"That's the frustrating thing," laments Caps coach Barry Trotz. "We've given up a lot of power-play goals late in kills and what have you, and we'd like to have gotten through that period down only one, even though you feel like you should be up one or two and you weren't. So that was the frustration. Maybe that carried into the second period, I don't know. But we're going to have to be better."
As it turned out, Florida already had all the offense it would need on this night at that juncture of the contest. But the Caps had one more sin in them, and that was taking penalties in bunches.
The Capitals were whistled for four minors over a span of just seven and a half minutes in the early portion of the second. So instead of mounting an attack and cutting into the Florida lead, the Caps found themselves continually killing penalties, and on the second of back-to-backs to boot. Their propensity for penalties led to an extended two-man advantage for the Panthers, and Vincent Trocheck scored while Florida was two men to the good, making it a 3-0 game at 8:58 of the middle stanza.

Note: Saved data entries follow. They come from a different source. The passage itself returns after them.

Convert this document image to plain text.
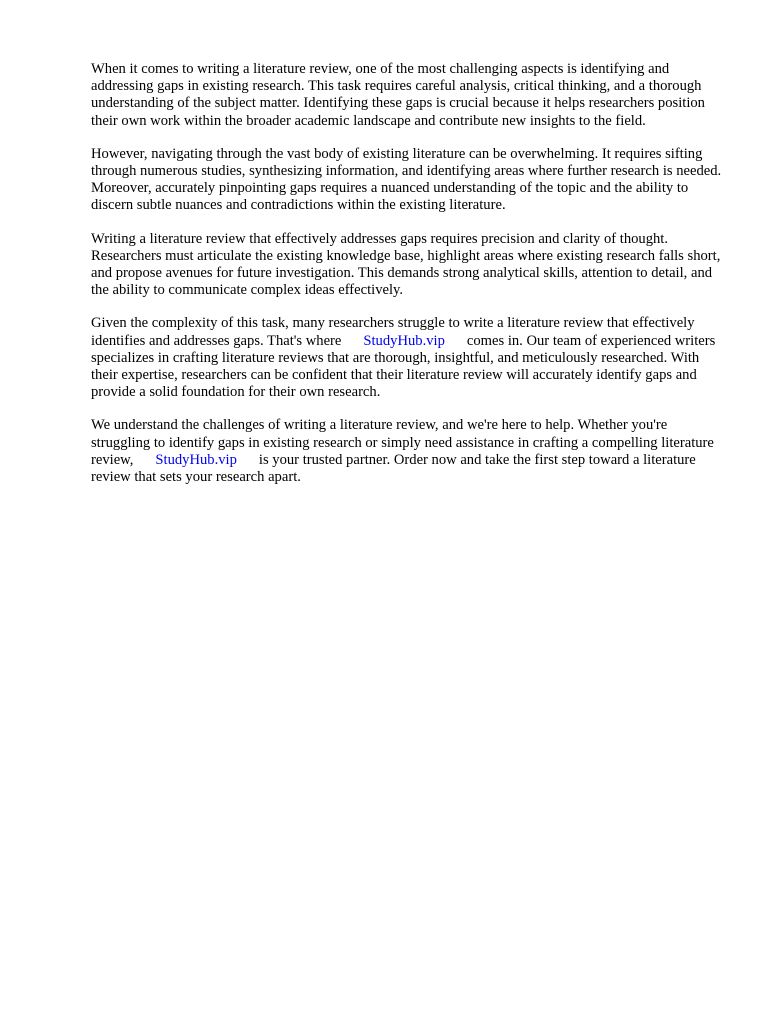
When it comes to writing a literature review, one of the most challenging aspects is identifying and addressing gaps in existing research. This task requires careful analysis, critical thinking, and a thorough understanding of the subject matter. Identifying these gaps is crucial because it helps researchers position their own work within the broader academic landscape and contribute new insights to the field.

However, navigating through the vast body of existing literature can be overwhelming. It requires sifting through numerous studies, synthesizing information, and identifying areas where further research is needed. Moreover, accurately pinpointing gaps requires a nuanced understanding of the topic and the ability to discern subtle nuances and contradictions within the existing literature.

Writing a literature review that effectively addresses gaps requires precision and clarity of thought. Researchers must articulate the existing knowledge base, highlight areas where existing research falls short, and propose avenues for future investigation. This demands strong analytical skills, attention to detail, and the ability to communicate complex ideas effectively.

Given the complexity of this task, many researchers struggle to write a literature review that effectively identifies and addresses gaps. That's where StudyHub.vip comes in. Our team of experienced writers specializes in crafting literature reviews that are thorough, insightful, and meticulously researched. With their expertise, researchers can be confident that their literature review will accurately identify gaps and provide a solid foundation for their own research.

We understand the challenges of writing a literature review, and we're here to help. Whether you're struggling to identify gaps in existing research or simply need assistance in crafting a compelling literature review, StudyHub.vip is your trusted partner. Order now and take the first step toward a literature review that sets your research apart.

"The penalties have been a little bit of an ongoing thing here," says Trotz. "It took all the rhythm out, it forced a big portion of our bench to sit there and get cold."
Washington managed some offensive-zone time and some scoring chances in the latter half of the frame, and the Caps finally broke through on Djoos' second goal of the season at 15:23. Djoos took a pass from Devante Smith-Pelly along the right wing half wall, and then the blueliner cut laterally through the middle of the ice until he was in a desirable shooting location in the slot. From there, he ripped it past Reimer to make it a 3-1 game.
Despite all the penalty killing time in the second, the Caps still outshot the Cats 13-12 in the frame. Washington managed 13 more shots on Reimer in the third, and managed to create some goalmouth scramble situations as well, but no lamplighters. When Aleksander Barkov slid the puck into a vacant Caps net near night's end, the Caps' fate was sealed.